Le Collectif Handicaps ouvre le bal des bilans. Un mois avant le vingtième anniversaire de la loi du 11 février 2005, qui a marqué un tournant en matière de droits des personnes handicapées, le collectif de 54 associations en a dressé son inventaire, ce mardi 14 janvier, lors d’une conférence de presse. «Cette loi a créé de l’espoir. Depuis, elle a été détricotée et son application est loin d’être satisfaisante», résume Arnaud de Broca, son président. Alors qu’une nouvelle proposition de loi handicap est dans les tuyaux, portée par les députés Sébastien Saint-Pasteur (PS) et Antoine Vermorel-Marques (LR), et que l’Assemblée nationale comme le Sénat, entre autres, ont prévu de dresser leur propre évaluation de l’application du texte de 2005, le Collectif Handicaps n’appelle pas à un nouveau texte. «On n’est pas du tout dans la situation de 2005, où la loi de 1975 avait fait son temps. En priorité, il faut se donner les moyens d’appliquer les dispositions de la loi de 2005», défend Arnaud de Broca, même si «ça ne veut pas dire que la loi est parfaite».
Alors que seul un établissement recevant du public (ERP) sur deux est accessible, que les aides financières et humaines octroyées varient d’un département à un autre ou que le taux de chômage des personnes handicapées est deux fois plus élevé que celui de la population générale, les chantiers sont nombreux. Le Collectif Handicaps a listé 200 propositions, dont une vingtaine sont jugées prioritaires, et donne rendez-vous le 10 février place de la République, à Paris, pour «une mobilisation générale de soutien aux personnes handicapées et de défense de leurs droits, explique Michaël Jérémiasz, champion de tennis fauteuil et président de l’association Comme les autres. Après les Jeux olympiques et paralympiques, tout le monde vous interpelle pour vous dire à quel point c’est formidable, mais dès le lendemain, c’est la gueule de bois de la réalité du quotidien, avec la difficulté d’accéder à une pratique sportive libre, de se déplacer… Il n’y a pas une journée où je ne suis pas, moi, individu de 43 ans en fauteuil roulant pourtant privilégié, victime de discrimination.
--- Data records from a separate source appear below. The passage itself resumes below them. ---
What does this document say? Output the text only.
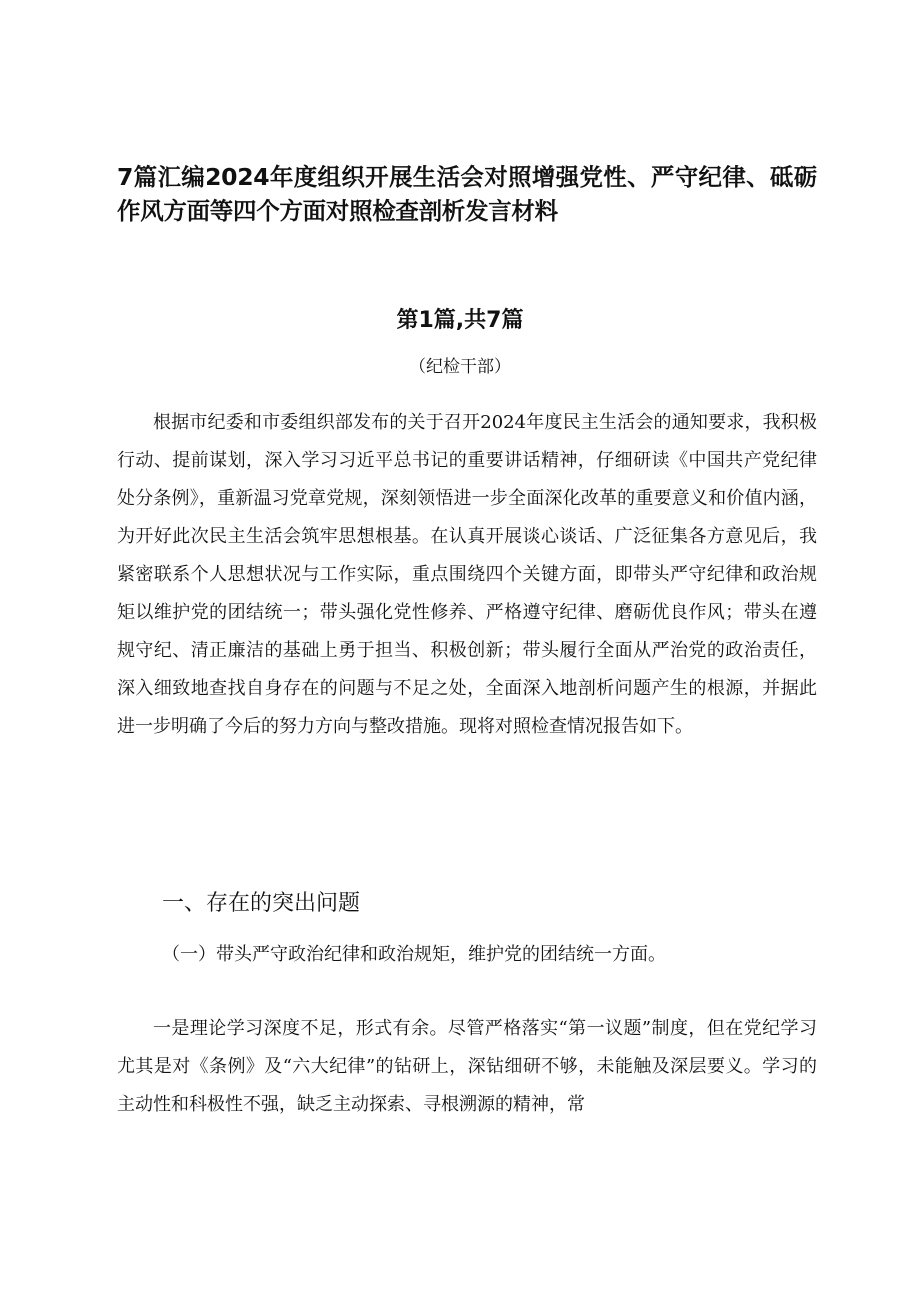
7篇汇编2024年度组织开展生活会对照增强党性、严守纪律、砥砺作风方面等四个方面对照检查剖析发言材料
第1篇,共7篇

（纪检干部）

根据市纪委和市委组织部发布的关于召开2024年度民主生活会的通知要求，我积极行动、提前谋划，深入学习习近平总书记的重要讲话精神，仔细研读《中国共产党纪律处分条例》，重新温习党章党规，深刻领悟进一步全面深化改革的重要意义和价值内涵，为开好此次民主生活会筑牢思想根基。在认真开展谈心谈话、广泛征集各方意见后，我紧密联系个人思想状况与工作实际，重点围绕四个关键方面，即带头严守纪律和政治规矩以维护党的团结统一；带头强化党性修养、严格遵守纪律、磨砺优良作风；带头在遵规守纪、清正廉洁的基础上勇于担当、积极创新；带头履行全面从严治党的政治责任，深入细致地查找自身存在的问题与不足之处，全面深入地剖析问题产生的根源，并据此进一步明确了今后的努力方向与整改措施。现将对照检查情况报告如下。

一、存在的突出问题

（一）带头严守政治纪律和政治规矩，维护党的团结统一方面。

一是理论学习深度不足，形式有余。尽管严格落实“第一议题”制度，但在党纪学习尤其是对《条例》及“六大纪律”的钻研上，深钻细研不够，未能触及深层要义。学习的主动性和科极性不强，缺乏主动探索、寻根溯源的精神，常
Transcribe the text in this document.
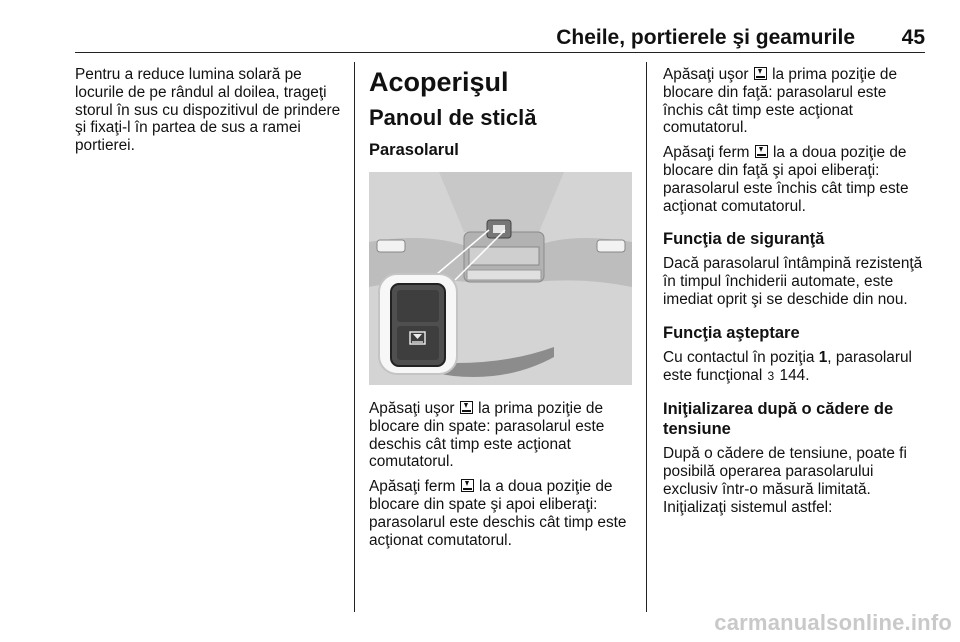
Cheile, portierele şi geamurile 45

Pentru a reduce lumina solară pe locurile de pe rândul al doilea, trageţi storul în sus cu dispozitivul de prindere şi fixaţi-l în partea de sus a ramei portierei.

Acoperişul
Panoul de sticlă
Parasolarul

Apăsaţi uşor la prima poziţie de blocare din spate: parasolarul este deschis cât timp este acţionat comutatorul.

Apăsaţi ferm la a doua poziţie de blocare din spate şi apoi eliberaţi: parasolarul este deschis cât timp este acţionat comutatorul.

Apăsaţi uşor la prima poziţie de blocare din faţă: parasolarul este închis cât timp este acţionat comutatorul.

Apăsaţi ferm la a doua poziţie de blocare din faţă şi apoi eliberaţi: parasolarul este închis cât timp este acţionat comutatorul.

Funcţia de siguranţă

Dacă parasolarul întâmpină rezistenţă în timpul închiderii automate, este imediat oprit şi se deschide din nou.

Funcţia aşteptare

Cu contactul în poziţia 1, parasolarul este funcţional 3 144.

Iniţializarea după o cădere de tensiune

După o cădere de tensiune, poate fi posibilă operarea parasolarului exclusiv într-o măsură limitată.

Iniţializaţi sistemul astfel:

carmanualsonline.info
On n’a pas le temps d’attendre encore deux, trois, quatre générations pour qu’une personne handicapée puisse jouir des mêmes droits qu’une personne dite valide.»
La cinquième branche de la Sécu, «une coquille vide»
Un des gros points noirs étant l’accessibilité des bâtiments – la loi de 2005 donnait dix ans aux ERP pour se mettre en conformité, puis de nouveaux délais ont été octroyés –, le Collectif Handicaps appelle à durcir le ton auprès de celles et ceux qui ne sont toujours pas accessibles. «On est allés au bout de l’incitation, il est temps de recourir maintenant à des sanctions», défend Arnaud de Broca, sans plus de précisions, les modalités devant faire l’objet de négociations.
Autre motif de mécontentement : la cinquième branche de la Sécurité sociale, dédiée à l’autonomie des personnes âgées et handicapées. «Ça reste une coquille vide, faute de vision politique à long terme et de moyens dédiés», tacle Luc Gateau, président de l’Union nationale des associations de parents, de personnes handicapées mentales, et de leurs amis. Rien que sur le volet handicap, 12 milliards d’euros de financement supplémentaires seraient nécessaires, a estimé le collectif. Qui «appelle à une cinquième branche de la Sécurité sociale forte, avec des financements pluriannuels basés sur les besoins des personnes», plaide Luc Gateau.
Alors que la loi de 2005 ouvrait un droit à la compensation (c’est-à-dire le financement d’aides humaines et techniques, notamment), celui-ci «reste largement ineffectif aujourd’hui et l’accès à ce droit relève encore trop souvent du parcours du combattant», relève le collectif. «Les délais d’instruction d’aide s’allongent et les procédures demeurent complexes. Les personnes doivent attendre plus de six mois, voire un an, pour accéder à une aide pourtant vitale, pointe Vincent Harel, coordinateur du Collectif Handicaps en Meurthe-et-Moselle. Il est nécessaire de mieux doter les maisons départementales des personnes handicapées et d’harmoniser leurs pratiques.» Les associations appellent également à la création d’un revenu minimum d’existence au moins égal au seuil de pauvreté, un plan de lutte contre les licenciements pour inaptitude des personnes handicapées ou la mise en place d’observatoires territoriaux des besoins.